Este testemunho toca na importância vital da auto-estima dos indivíduos. Sendo visível, que a prática do desporto não permite às crianças ocultar as limitações ou incapacidades (O David referiu posteriormente, relativamente ao Karaté, “eu levava sempre uma tareia”. Ele perdia sempre no confronto físico com os outros, o que torna mais claro as consequências da depreciação destas crianças.

A sociologia da violência na escola também considera as características físicas dos jovens alunos como um fator de risco. Alunos mais pequenos, mais fracos, tímidos ou deprimidos que manifestam uma falta de auto-confiança são mais frequentemente vítimas de assédio moral.

No contexto do desporto (aula de EF), o indivíduo sente-se inevitavelmente desacreditado na medida em que os seus atributos físicos estão visíveis a todos fazendo a criança sentir-se vulnerável. Estas crianças são diretamente confrontadas, frente-a-frente, com as suas incapacidades, desvantagens e/ou falhas relativamente às normas corporais sociais. Estas normas, cujo impacto e pressão mediática se tem vindo a acentuar como um constrangimento e/ou limitação desde os anos 70, exige que sejamos todos magros ou musculares. Estas características físicas estão ausentes nas crianças questionadas neste estudo e nas nossa aulas de EF. Estes aspetos afetam profundamente as crianças e a construção das sua identidade assim que chegam ao importante e instável período da adolescência.

Esta repetida violência está associada à posição de dominância na qual a parte dominada é escolhida pelo grupo devido à limitação real ou imaginada. Este tipo de violência abordado pelo psicólogo Dan Olweus e o seu conceito e bullying, relembra o impacto stressante a longo termo que tal violência insidiosa e prolongada tem nas suas vítimas.

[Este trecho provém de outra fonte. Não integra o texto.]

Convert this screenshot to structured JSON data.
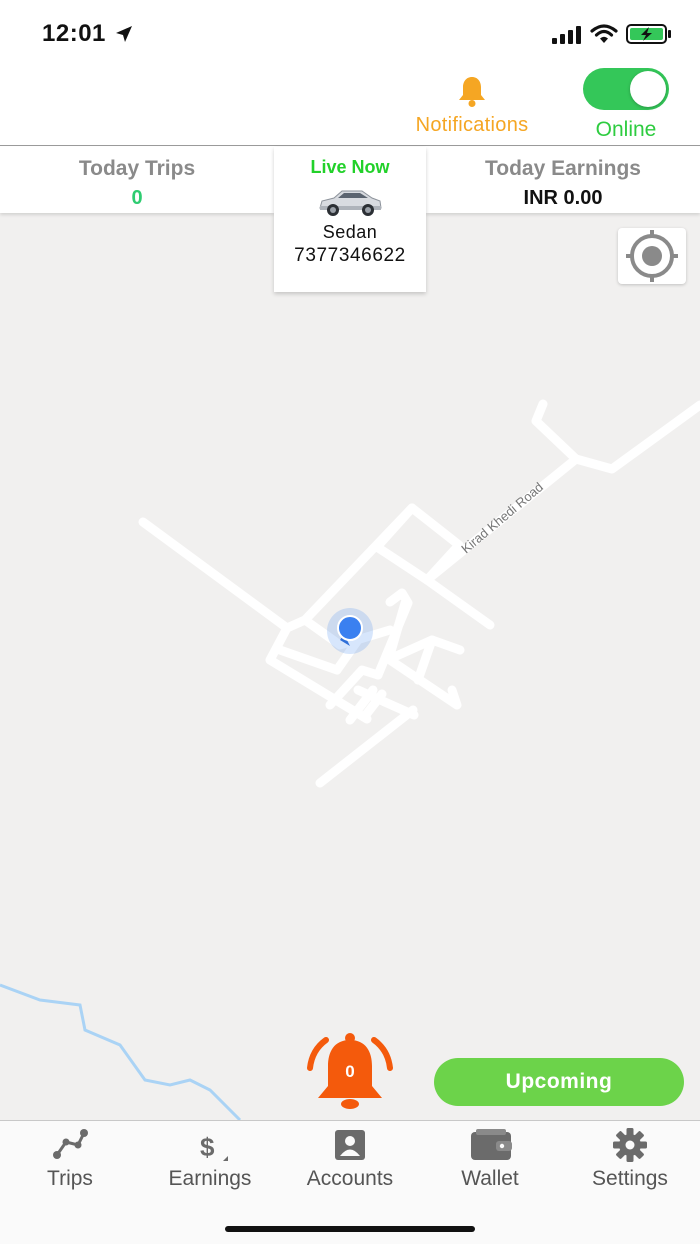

Tipos de exclusão (Assédio Moral):

  • A primeira forma de exclusão acontece logo à partida quando os alunos que se sentem inferiorizados por falta de experiência desportiva ou por serem obesos, ou serem fisicamente mais fracos, comparativamente aqueles que se mostram de imediato superiores na aula (Baixa auto-estima).
  • Ficam como suplentes quando o número de alunos da equipa é superior ao número de jogadores em campo segundo as regras.
  • Quando o número de jogadores/alunos equivale ao número de elementos da equipa, são colocados na baliza.
  • Se estão em jogo, a exclusão acontece quando os mais hábeis e experientes não passam a bola aos menos hábeis e inexperientes ou desajeitados, ou com excesso de peso ou franzinos, porque temem que estes percam a posse da bola ou não estejam à altura das suas expectativas competitivas e de performance.
  • Outro tipo de exclusão acontece através da crítica depreciativa dos mais hábeis, quando os menos hábeis perdem a posse de bola ou não cumprem as suas responsabilidades e são responsáveis pelo insucesso da jogada ou não contribuem para o êxito da equipa.
  • Os adversários e colegas de equipa manifestam agressividade quando têm um jogador incompetente na sua equipa que prejudica a performance do grupo.
  • Muitos alunos hábeis nalguns desportos coletivos sentem dificuldade noutros atividades como a dança, encontrando desculpas e argumentos para não se envolverem temendo a crítica ou o desconforto inerente à sua falta de domínio neste contexto (medo da crítica, do julgamento, da vergonha, da ameaça ao estatuto).
  • Outros motivos…

2 – VIOLÊNCIA INSTITUCIONAL


Prevalece no desporto um criticismo antropológico na medida em que a competição implica um vencedor e um perdedor com toda a violência simbólica implícita. Este aspeto é seguido pelo criticismo moral no desporto elitista o qual envolve apenas os melhores na competição e ignora ou exclui os mais fracos. O desporto também é criticado num nível social quando a competição é vista como um fim em si mesmo, a vitória como o principal fim do jogo, o objetivo evolui para a humilhação dos outros para se ascender ao topo. O perdedor é desacreditado e o vencedor ovado, assumindo-se ambos os julgamentos como excessivos se aplicados não apenas ao jogador, mas por extensão, ao indivíduo em si mesmo.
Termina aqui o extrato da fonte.